My task is to find a certain letter on a picture of a document. Using classical computer vision I have segmented the image into characters. Then I used a neural network trained on 25×25 pixel images of characters to classify them into the one that I want and all others. Using this I can reconstruct the locations of these characters.
Now I want to apply the convnet directly to the whole image such that I do not have to rely on the classical segmentation. The network is a deep neural network consisting from 2D-convolutions, 2D-max-pooling layers and then a dense classifier.
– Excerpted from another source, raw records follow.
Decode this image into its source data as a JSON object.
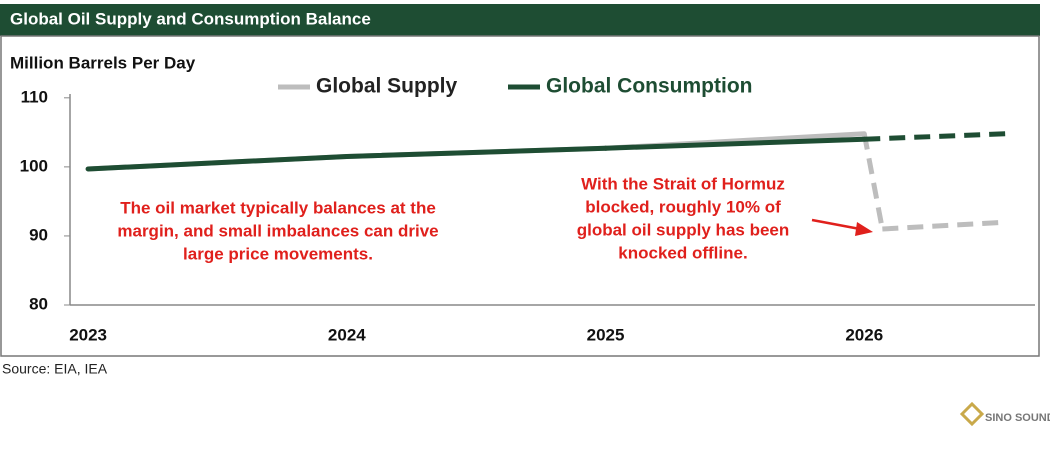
{
  "chart_data": {
    "type": "line",
    "title": "Global Oil Supply and Consumption Balance",
    "y_label": "Million Barrels Per Day",
    "xlim": [
      2022.93,
      2026.66
    ],
    "xticks": [
      2023,
      2024,
      2025,
      2026
    ],
    "ylim": [
      80,
      112
    ],
    "yticks": [
      80,
      90,
      100,
      110
    ],
    "dashed_after": 2026,
    "series": [
      {
        "name": "Global Supply",
        "color": "#bdbdbd",
        "x": [
          2023,
          2024,
          2025,
          2026,
          2026.07,
          2026.55
        ],
        "values": [
          99.7,
          101.5,
          102.7,
          104.8,
          91,
          92
        ]
      },
      {
        "name": "Global Consumption",
        "color": "#1e4d33",
        "x": [
          2023,
          2024,
          2025,
          2026,
          2026.55
        ],
        "values": [
          99.7,
          101.5,
          102.7,
          104,
          104.8
        ]
      }
    ],
    "annotations": [
      {
        "lines": [
          "The oil market typically balances at the",
          "margin, and small imbalances can drive",
          "large price movements."
        ],
        "color": "#e0201c"
      },
      {
        "lines": [
          "With the Strait of Hormuz",
          "blocked, roughly 10% of",
          "global oil supply has been",
          "knocked offline."
        ],
        "color": "#e0201c"
      }
    ],
    "source": "Source: EIA, IEA"
  },
  "watermark": "SINO SOUND"
}
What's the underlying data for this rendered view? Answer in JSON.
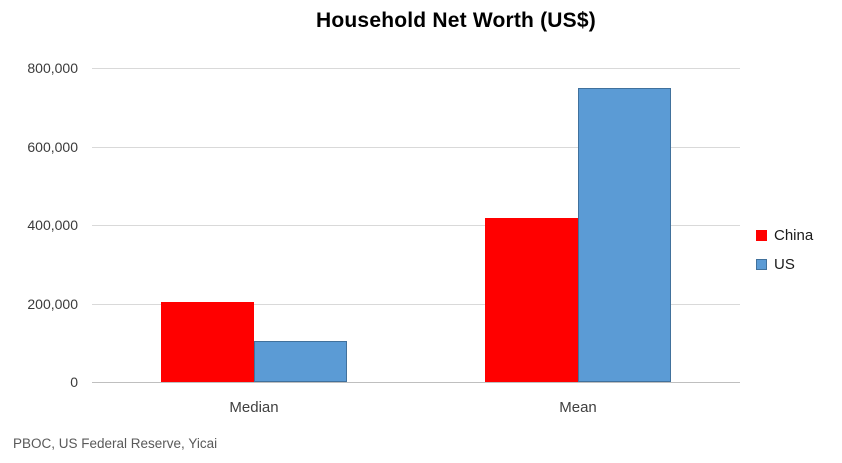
{
  "chart_data": {
    "type": "bar",
    "title": "Household Net Worth (US$)",
    "categories": [
      "Median",
      "Mean"
    ],
    "series": [
      {
        "name": "China",
        "color": "#ff0000",
        "border_color": "#ff0000",
        "values": [
          204000,
          417000
        ]
      },
      {
        "name": "US",
        "color": "#5b9bd5",
        "border_color": "#41719c",
        "values": [
          104000,
          748000
        ]
      }
    ],
    "ylim": [
      0,
      800000
    ],
    "ytick_values": [
      0,
      200000,
      400000,
      600000,
      800000
    ],
    "ytick_labels": [
      "0",
      "200,000",
      "400,000",
      "600,000",
      "800,000"
    ],
    "grid": "horizontal-only",
    "gridline_color": "#d9d9d9",
    "axis_line_color": "#bfbfbf",
    "legend_position": "right",
    "xlabel": "",
    "ylabel": ""
  },
  "source_note": "PBOC, US Federal Reserve,  Yicai"
}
The network looks like this:
Layer (type) Output Shape Param #
=================================================================
conv2d_61 (Conv2D) (None, 23, 23, 32) 320
_________________________________________________________________
max_pooling2d_50 (MaxPooling (None, 11, 11, 32) 0
_________________________________________________________________
conv2d_62 (Conv2D) (None, 9, 9, 64) 18496
_________________________________________________________________
max_pooling2d_51 (MaxPooling (None, 4, 4, 64) 0
_________________________________________________________________
flatten_46 (Flatten) (None, 1024) 0
_________________________________________________________________
dropout_5 (Dropout) (None, 1024) 0
_________________________________________________________________
dense_89 (Dense) (None, 1) 1025
=================================================================
Total params: 19,841
Trainable params: 19,841
Non-trainable params: 0
I know that I can apply the convolutional part to the whole image with the trained filters. This would give me the response to these filters in the form of a tensor with larger spatial dimensions. But in order to classify, I need to use the classifier that is trained to a fixed amount of spatial information. Feeding a different size image would break this.
My best idea so far is to slice the image into tiles and feed each tile of fixed size into the classifier. This seems to be the answer to another question.
Does something better exist that applies the trained filters to the whole image and can do some sort of local classification using the trained classifier?